Details
-
Improvement
-
Resolution: Done
-
Critical
-
7.0.0
-
1
-
KV-Engine Sprint 2021 June
Description
Prometheus encodes sample timestamps as a delta-of-deltas in milliseconds, e.g.,:
TS Delta DoD
|
1000
|
2000 1000
|
3000 1000 0
|
4010 1010 10
|
5010 1000 0
|
These delta-of-deltas are encoded in a variable number of bits in the chunk files.
If a DoD is exactly 0, it is encoded into a single bit. If greater than 0, the next bitwidth Prometheus will use is 14 bits, with a prefix. That is, if the DoD is even a single millisecond, the size on disk increases from 1 bit to 14 bits + 2 prefix bits.
Pulling data from the breakdown of a set of logs in MB-45843 (bearing in mind that this is only a single data point), it appears over the time covered by the logs, roughly 12% of sample DoDs are exactly 0 and 86% were encoded as 14+2 bits. The remainder were large enough to require more than 14 bits to encode (i.e., a relatively small number of samples had a DoD >~16s).

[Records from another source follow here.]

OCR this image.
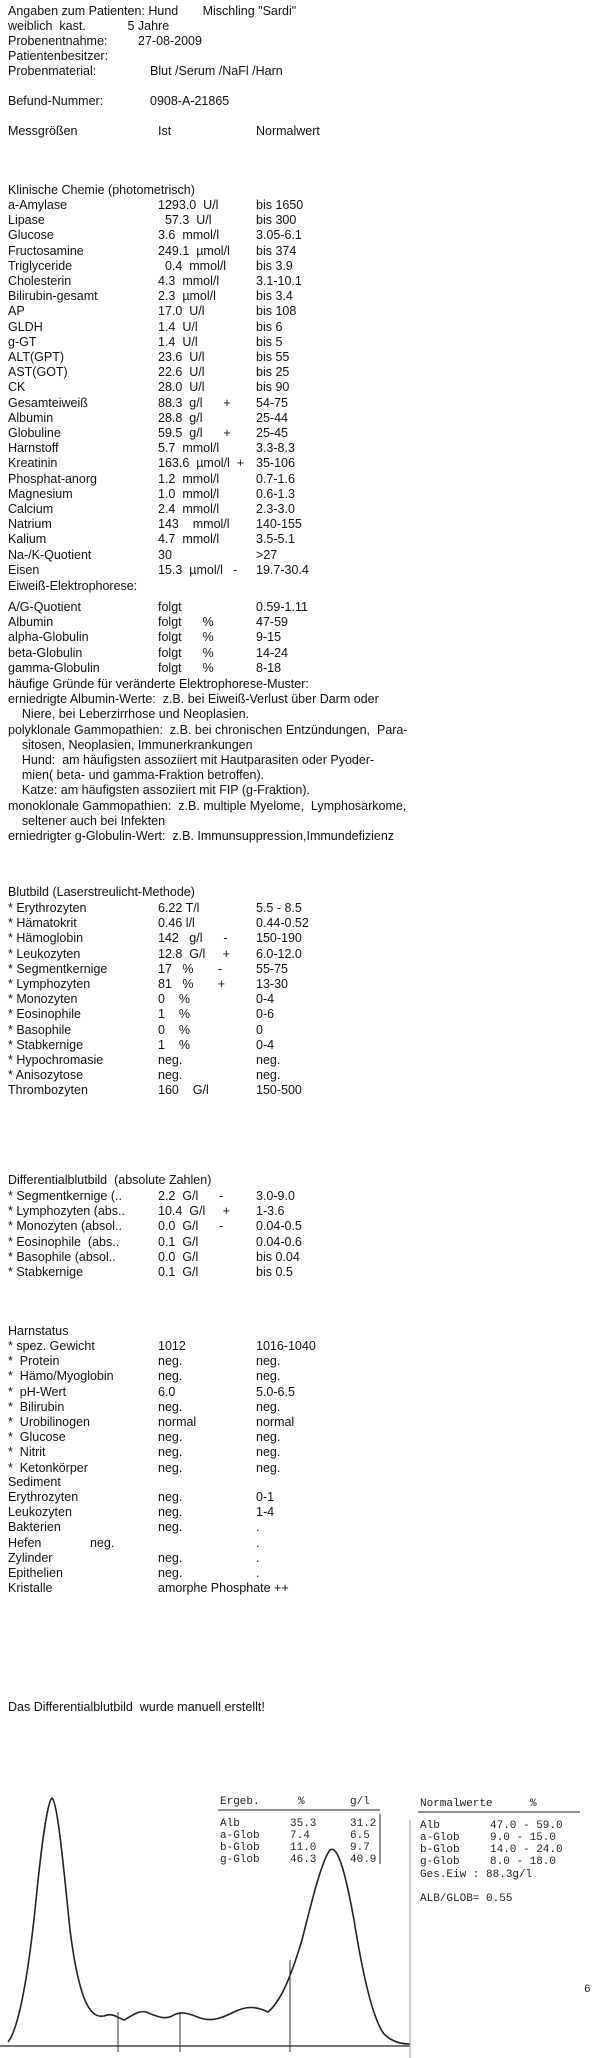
Angaben zum Patienten: Hund       Mischling "Sardi"
weiblich  kast.            5 Jahre
Probenentnahme: 27-08-2009
Patientenbesitzer:
Probenmaterial:	Blut /Serum /NaFl /Harn
Befund-Nummer:	0908-A-21865
Messgrößen	Ist	Normalwert
Klinische Chemie (photometrisch)
a-Amylase	1293.0  U/l	bis 1650
Lipase	57.3  U/l	bis 300
Glucose	3.6  mmol/l	3.05-6.1
Fructosamine	249.1  µmol/l bis 374
Triglyceride	0.4  mmol/l bis 3.9
Cholesterin	4.3  mmol/l	3.1-10.1
Bilirubin-gesamt	2.3  µmol/l	bis 3.4
AP	17.0  U/l	bis 108
GLDH	1.4  U/l	bis 6
g-GT	1.4  U/l	bis 5
ALT(GPT)	23.6  U/l	bis 55
AST(GOT)	22.6  U/l	bis 25
CK	28.0  U/l	bis 90
Gesamteiweiß	88.3  g/l      + 54-75
Albumin	28.8  g/l	25-44
Globuline	59.5  g/l      + 25-45
Harnstoff	5.7  mmol/l	3.3-8.3
Kreatinin	163.6  µmol/l  + 35-106
Phosphat-anorg	1.2  mmol/l	0.7-1.6
Magnesium	1.0  mmol/l	0.6-1.3
Calcium	2.4  mmol/l	2.3-3.0
Natrium	143    mmol/l 140-155
Kalium	4.7  mmol/l	3.5-5.1
Na-/K-Quotient	30	>27
Eisen	15.3  µmol/l   - 19.7-30.4
Eiweiß-Elektrophorese:
A/G-Quotient	folgt	0.59-1.11
Albumin	folgt      %	47-59
alpha-Globulin	folgt      %	9-15
beta-Globulin	folgt      %	14-24
gamma-Globulin	folgt      %	8-18
häufige Gründe für veränderte Elektrophorese-Muster:
erniedrigte Albumin-Werte:  z.B. bei Eiweiß-Verlust über Darm oder
Niere, bei Leberzirrhose und Neoplasien.
polyklonale Gammopathien:  z.B. bei chronischen Entzündungen,  Para-
sitosen, Neoplasien, Immunerkrankungen
Hund:  am häufigsten assoziiert mit Hautparasiten oder Pyoder-
mien( beta- und gamma-Fraktion betroffen).
Katze: am häufigsten assoziiert mit FIP (g-Fraktion).
monoklonale Gammopathien:  z.B. multiple Myelome,  Lymphosarkome,
seltener auch bei Infekten
erniedrigter g-Globulin-Wert:  z.B. Immunsuppression,Immundefizienz
Blutbild (Laserstreulicht-Methode)
* Erythrozyten	6.22 T/l	5.5 - 8.5
* Hämatokrit	0.46 l/l	0.44-0.52
* Hämoglobin	142   g/l      - 150-190
* Leukozyten	12.8  G/l     + 6.0-12.0
* Segmentkernige	17   %       -	55-75
* Lymphozyten	81   %       + 13-30
* Monozyten	0    %	0-4
* Eosinophile	1    %	0-6
* Basophile	0    %	0
* Stabkernige	1    %	0-4
* Hypochromasie	neg.	neg.
* Anisozytose	neg.	neg.
Thrombozyten	160    G/l	150-500
Differentialblutbild  (absolute Zahlen)
* Segmentkernige (..	2.2  G/l      -	3.0-9.0
* Lymphozyten (abs..	10.4  G/l     + 1-3.6
* Monozyten (absol..	0.0  G/l      -	0.04-0.5
* Eosinophile  (abs..	0.1  G/l	0.04-0.6
* Basophile (absol..	0.0  G/l	bis 0.04
* Stabkernige	0.1  G/l	bis 0.5
Harnstatus
* spez. Gewicht	1012	1016-1040
*  Protein	neg.	neg.
*  Hämo/Myoglobin	neg.	neg.
*  pH-Wert	6.0	5.0-6.5
*  Bilirubin	neg.	neg.
*  Urobilinogen	normal	normal
*  Glucose	neg.	neg.
*  Nitrit	neg.	neg.
*  Ketonkörper	neg.	neg.
Sediment
Erythrozyten	neg.	0-1
Leukozyten	neg.	1-4
Bakterien	neg.	.
Hefen              neg.	.
Zylinder	neg.	.
Epithelien	neg.	.
Kristalle	amorphe Phosphate ++
Das Differentialblutbild  wurde manuell erstellt!
Ergeb.	%	g/l
Alb	35.3	31.2
a-Glob	7.4	6.5
b-Glob	11.0	9.7
g-Glob	46.3	40.9
Normalwerte	%
Alb	47.0 - 59.0
a-Glob	9.0 - 15.0
b-Glob	14.0 - 24.0
g-Glob	8.0 - 18.0
Ges.Eiw : 88.3g/l
ALB/GLOB= 0.55
6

However, the vast majority (97%) of all DoDs could have been encoded in 5 bits, suggesting they were 31ms or lower. If a value could have been encoded in 5 bits, but needed to be padded out to the next predetermined bitwidth, 14 bits, 9 or more bits are essentially wasted.
To a degree, DoDs represent "jitter" in the scrape interval. If the interval was consistent to the millisecond, all DoDs would be exactly 0. Even the small jitter seen in most cases (<=31ms) increases the disk usage of a given sample significantly.
The Prometheus exposition format does have provision for an exporter to include a timestamp with each sample. This means KV can take control over the reported time for each sample.
The simplest method to increase how many DoDs are exactly zero would be for KV to round the sample time to the nearest 100ms. This means as long as Prometheus scrapes are received with an interval consistent to 1/10th of a second (which appears to be the case, based on the <=31ms DoDs for most samples), the computed DoD will be 0.
This means that the sample time stored in Prometheus could be up to 50ms away from the true sample time. Given that the scrape interval is typically 10 or more seconds, the error this deviation may introduce in e.g., rate calculations is likely an acceptable tradeoff.
This does come with the risk of scrapes coming in at times very near to a rounding boundary, and the reported interval appearing to flip flop up and down depending on whether the time was rounded up or down. However, a +/- 100ms DoD is representable in 7/8 bits, which will be expanded out to 14+2 bits - no worse than is seen without rounding.